Damn Follicles

Monitoring today – 1 follie at 19+mm and several in the 14-16 range.  Why does my body refuse to offer up more than one?  Is it possible that some others will catch up?

My e2 is 659 so I’m sure I would ovulate on my own tomorrow even if I didn’t trigger – hence no more days of stims to help the smaller ones along. 😦

And, of course, the one day ALL SUMMER that I had an important committment at work – July 12 will be insemination morning #2.  I hate letting people down.  My co-worker was able to rearrange the schedule of the conference to move my speech but I just feel like a loser!  IF is hard enough but trying to maintain my “everything is alright; I can do anything” attitude is even harder.

The worst part of it all is – I feel an almost non-existent hope of actually getting pregnant.  So, that means I’m letting people down at work for nothing.

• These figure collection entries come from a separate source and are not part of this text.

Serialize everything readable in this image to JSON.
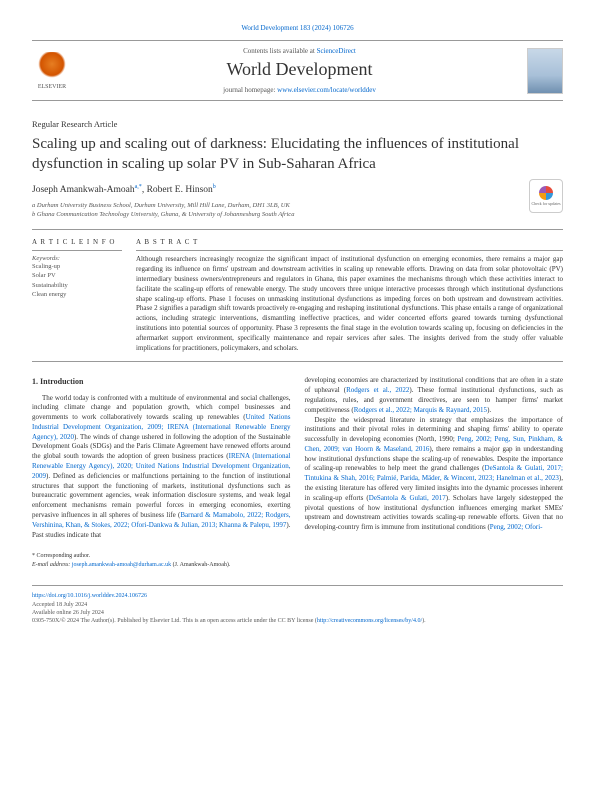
{
  "top_citation": "World Development 183 (2024) 106726",
  "header": {
    "contents_prefix": "Contents lists available at ",
    "contents_link": "ScienceDirect",
    "journal_name": "World Development",
    "homepage_prefix": "journal homepage: ",
    "homepage_link": "www.elsevier.com/locate/worlddev",
    "publisher": "ELSEVIER"
  },
  "check_updates_label": "Check for updates",
  "article_type": "Regular Research Article",
  "title": "Scaling up and scaling out of darkness: Elucidating the influences of institutional dysfunction in scaling up solar PV in Sub-Saharan Africa",
  "authors_html": "Joseph Amankwah-Amoah",
  "author_sup1": "a,*",
  "author2": ", Robert E. Hinson",
  "author_sup2": "b",
  "affiliations": {
    "a": "a Durham University Business School, Durham University, Mill Hill Lane, Durham, DH1 3LB, UK",
    "b": "b Ghana Communication Technology University, Ghana, & University of Johannesburg South Africa"
  },
  "article_info_heading": "A R T I C L E  I N F O",
  "keywords_label": "Keywords:",
  "keywords": [
    "Scaling-up",
    "Solar PV",
    "Sustainability",
    "Clean energy"
  ],
  "abstract_heading": "A B S T R A C T",
  "abstract": "Although researchers increasingly recognize the significant impact of institutional dysfunction on emerging economies, there remains a major gap regarding its influence on firms' upstream and downstream activities in scaling up renewable efforts. Drawing on data from solar photovoltaic (PV) intermediary business owners/entrepreneurs and regulators in Ghana, this paper examines the mechanisms through which these activities interact to facilitate the scaling-up efforts of renewable energy. The study uncovers three unique interactive processes through which institutional dysfunctions shape scaling-up efforts. Phase 1 focuses on unmasking institutional dysfunctions as impeding forces on both upstream and downstream activities. Phase 2 signifies a paradigm shift towards proactively re-engaging and reshaping institutional dysfunctions. This phase entails a range of organizational actions, including strategic interventions, dismantling ineffective practices, and wider concerted efforts geared towards turning dysfunctional institutions into potential sources of opportunity. Phase 3 represents the final stage in the evolution towards scaling up, focusing on deficiencies in the aftermarket support environment, specifically maintenance and repair services after sales. The insights derived from the study offer valuable implications for practitioners, policymakers, and scholars.",
  "section1_heading": "1. Introduction",
  "col1_p1_a": "The world today is confronted with a multitude of environmental and social challenges, including climate change and population growth, which compel businesses and governments to work collaboratively towards scaling up renewables (",
  "col1_p1_link1": "United Nations Industrial Development Organization, 2009; IRENA (International Renewable Energy Agency), 2020",
  "col1_p1_b": "). The winds of change ushered in following the adoption of the Sustainable Development Goals (SDGs) and the Paris Climate Agreement have renewed efforts around the global south towards the adoption of green business practices (",
  "col1_p1_link2": "IRENA (International Renewable Energy Agency), 2020; United Nations Industrial Development Organization, 2009",
  "col1_p1_c": "). Defined as deficiencies or malfunctions pertaining to the function of institutional structures that support the functioning of markets, institutional dysfunctions such as bureaucratic government agencies, weak information disclosure systems, and weak legal enforcement mechanisms remain powerful forces in emerging economies, exerting pervasive influences in all spheres of business life (",
  "col1_p1_link3": "Barnard & Mamabolo, 2022; Rodgers, Vershinina, Khan, & Stokes, 2022; Ofori-Dankwa & Julian, 2013; Khanna & Palepu, 1997",
  "col1_p1_d": "). Past studies indicate that",
  "col2_p1_a": "developing economies are characterized by institutional conditions that are often in a state of upheaval (",
  "col2_p1_link1": "Rodgers et al., 2022",
  "col2_p1_b": "). These formal institutional dysfunctions, such as regulations, rules, and government directives, are seen to hamper firms' market competitiveness (",
  "col2_p1_link2": "Rodgers et al., 2022; Marquis & Raynard, 2015",
  "col2_p1_c": ").",
  "col2_p2_a": "Despite the widespread literature in strategy that emphasizes the importance of institutions and their pivotal roles in determining and shaping firms' ability to operate successfully in developing economies (North, 1990; ",
  "col2_p2_link1": "Peng, 2002; Peng, Sun, Pinkham, & Chen, 2009; van Hoorn & Maseland, 2016",
  "col2_p2_b": "), there remains a major gap in understanding how institutional dysfunctions shape the scaling-up of renewables. Despite the importance of scaling-up renewables to help meet the grand challenges (",
  "col2_p2_link2": "DeSantola & Gulati, 2017; Tintukina & Shah, 2016; Palmié, Parida, Mäder, & Wincent, 2023; Hanelman et al., 2023",
  "col2_p2_c": "), the existing literature has offered very limited insights into the dynamic processes inherent in scaling-up efforts (",
  "col2_p2_link3": "DeSantola & Gulati, 2017",
  "col2_p2_d": "). Scholars have largely sidestepped the pivotal questions of how institutional dysfunction influences emerging market SMEs' upstream and downstream activities towards scaling-up renewable efforts. Given that no developing-country firm is immune from institutional conditions (",
  "col2_p2_link4": "Peng, 2002; Ofori-",
  "corresponding": {
    "star": "* Corresponding author.",
    "email_label": "E-mail address: ",
    "email": "joseph.amankwah-amoah@durham.ac.uk",
    "email_suffix": " (J. Amankwah-Amoah)."
  },
  "footer": {
    "doi": "https://doi.org/10.1016/j.worlddev.2024.106726",
    "accepted": "Accepted 18 July 2024",
    "online": "Available online 26 July 2024",
    "copyright_prefix": "0305-750X/© 2024 The Author(s). Published by Elsevier Ltd. This is an open access article under the CC BY license (",
    "cc_link": "http://creativecommons.org/licenses/by/4.0/",
    "copyright_suffix": ")."
  }
}
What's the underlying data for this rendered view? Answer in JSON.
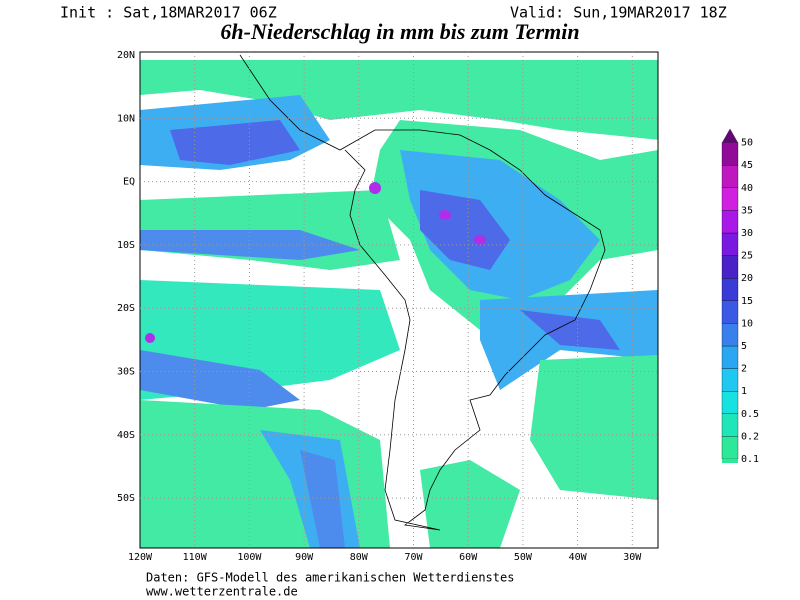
{
  "header": {
    "init": "Init : Sat,18MAR2017 06Z",
    "valid": "Valid: Sun,19MAR2017 18Z",
    "title": "6h-Niederschlag in mm bis zum Termin"
  },
  "map": {
    "lat_labels": [
      "20N",
      "10N",
      "EQ",
      "10S",
      "20S",
      "30S",
      "40S",
      "50S"
    ],
    "lon_labels": [
      "120W",
      "110W",
      "100W",
      "90W",
      "80W",
      "70W",
      "60W",
      "50W",
      "40W",
      "30W"
    ]
  },
  "colorbar": {
    "levels": [
      0.1,
      0.2,
      0.5,
      1,
      2,
      5,
      10,
      15,
      20,
      25,
      30,
      35,
      40,
      45,
      50
    ],
    "colors": [
      "#2ee89a",
      "#1fe6b8",
      "#18e2e0",
      "#1ec8f0",
      "#2aa6f2",
      "#3a80ec",
      "#3a5ae6",
      "#3a3ad8",
      "#4a22c8",
      "#7a1ae0",
      "#a818e8",
      "#d020e0",
      "#c018c0",
      "#900c98",
      "#600870"
    ]
  },
  "footer": {
    "line1": "Daten: GFS-Modell des amerikanischen Wetterdienstes",
    "line2": "www.wetterzentrale.de"
  }
}
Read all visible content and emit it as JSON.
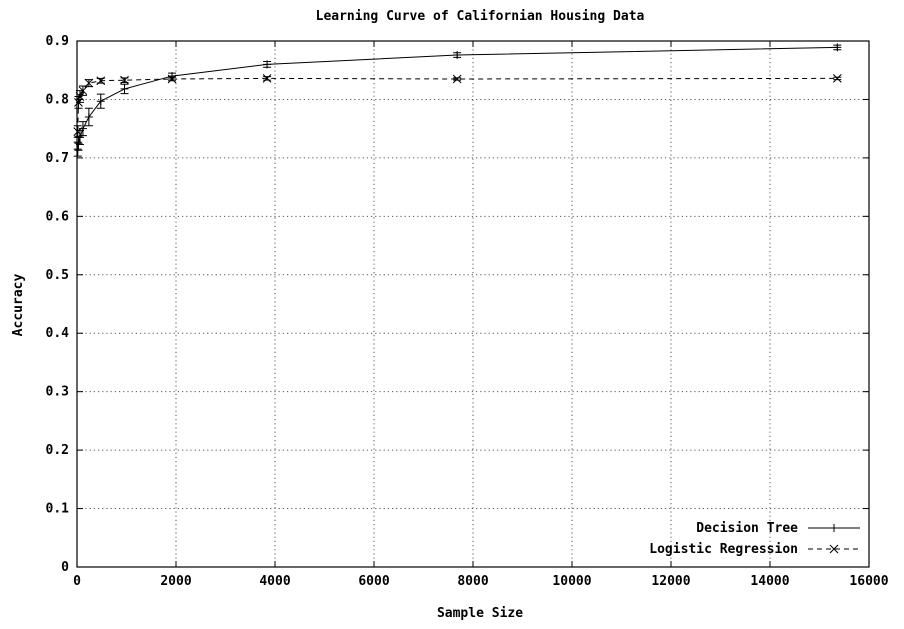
{
  "chart_data": {
    "type": "line",
    "title": "Learning Curve of Californian Housing Data",
    "xlabel": "Sample Size",
    "ylabel": "Accuracy",
    "xlim": [
      0,
      16000
    ],
    "ylim": [
      0,
      0.9
    ],
    "xticks": [
      0,
      2000,
      4000,
      6000,
      8000,
      10000,
      12000,
      14000,
      16000
    ],
    "yticks": [
      0,
      0.1,
      0.2,
      0.3,
      0.4,
      0.5,
      0.6,
      0.7,
      0.8,
      0.9
    ],
    "xtick_labels": [
      "0",
      "2000",
      "4000",
      "6000",
      "8000",
      "10000",
      "12000",
      "14000",
      "16000"
    ],
    "ytick_labels": [
      "0",
      "0.1",
      "0.2",
      "0.3",
      "0.4",
      "0.5",
      "0.6",
      "0.7",
      "0.8",
      "0.9"
    ],
    "grid": true,
    "legend_position": "bottom-right",
    "series": [
      {
        "name": "Decision Tree",
        "marker": "plus",
        "line_style": "solid",
        "points": [
          {
            "x": 15,
            "y": 0.715,
            "err": 0.012
          },
          {
            "x": 30,
            "y": 0.725,
            "err": 0.012
          },
          {
            "x": 60,
            "y": 0.735,
            "err": 0.012
          },
          {
            "x": 120,
            "y": 0.75,
            "err": 0.012
          },
          {
            "x": 240,
            "y": 0.77,
            "err": 0.015
          },
          {
            "x": 480,
            "y": 0.797,
            "err": 0.012
          },
          {
            "x": 960,
            "y": 0.818,
            "err": 0.008
          },
          {
            "x": 1920,
            "y": 0.84,
            "err": 0.005
          },
          {
            "x": 3840,
            "y": 0.86,
            "err": 0.005
          },
          {
            "x": 7680,
            "y": 0.876,
            "err": 0.004
          },
          {
            "x": 15360,
            "y": 0.889,
            "err": 0.004
          }
        ]
      },
      {
        "name": "Logistic Regression",
        "marker": "cross",
        "line_style": "dashed",
        "points": [
          {
            "x": 15,
            "y": 0.745,
            "err": 0.01
          },
          {
            "x": 30,
            "y": 0.795,
            "err": 0.01
          },
          {
            "x": 60,
            "y": 0.805,
            "err": 0.01
          },
          {
            "x": 120,
            "y": 0.815,
            "err": 0.008
          },
          {
            "x": 240,
            "y": 0.828,
            "err": 0.006
          },
          {
            "x": 480,
            "y": 0.832,
            "err": 0.004
          },
          {
            "x": 960,
            "y": 0.833,
            "err": 0.004
          },
          {
            "x": 1920,
            "y": 0.835,
            "err": 0.003
          },
          {
            "x": 3840,
            "y": 0.836,
            "err": 0.003
          },
          {
            "x": 7680,
            "y": 0.835,
            "err": 0.002
          },
          {
            "x": 15360,
            "y": 0.836,
            "err": 0.002
          }
        ]
      }
    ]
  }
}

To add insult to injury – I called my husband so he could start arranging his schedule for tomorrow and Wednesday (we are trying double insem this time) and he said, and I quote:  “this is going to be a pain in the ass.”

um…excuse me?

A PAIN IN THE ASS!

How about shots, sore ovaries, mood swings that rival a carnival roller-coaster, in addition to my own work-related crap.  Pain in the ass?  UGHHHHHHHHH

Needless to say I burst into tears and then hung up on him!

Oh happy day.

*Update: Feeling immediate remorse, my darling husband called back and apologized profusely.  I talked to my co-worker who is coordinating the conference I was to speak at and I have to admit I shamelessly used some tears welling-up to get sympathy (I have been vague, he doesn’t know what type of medical thing is going on and I wanted to make sure he didn’t think I was getting my nails clipped or something).  The conference will carry on without me – of course.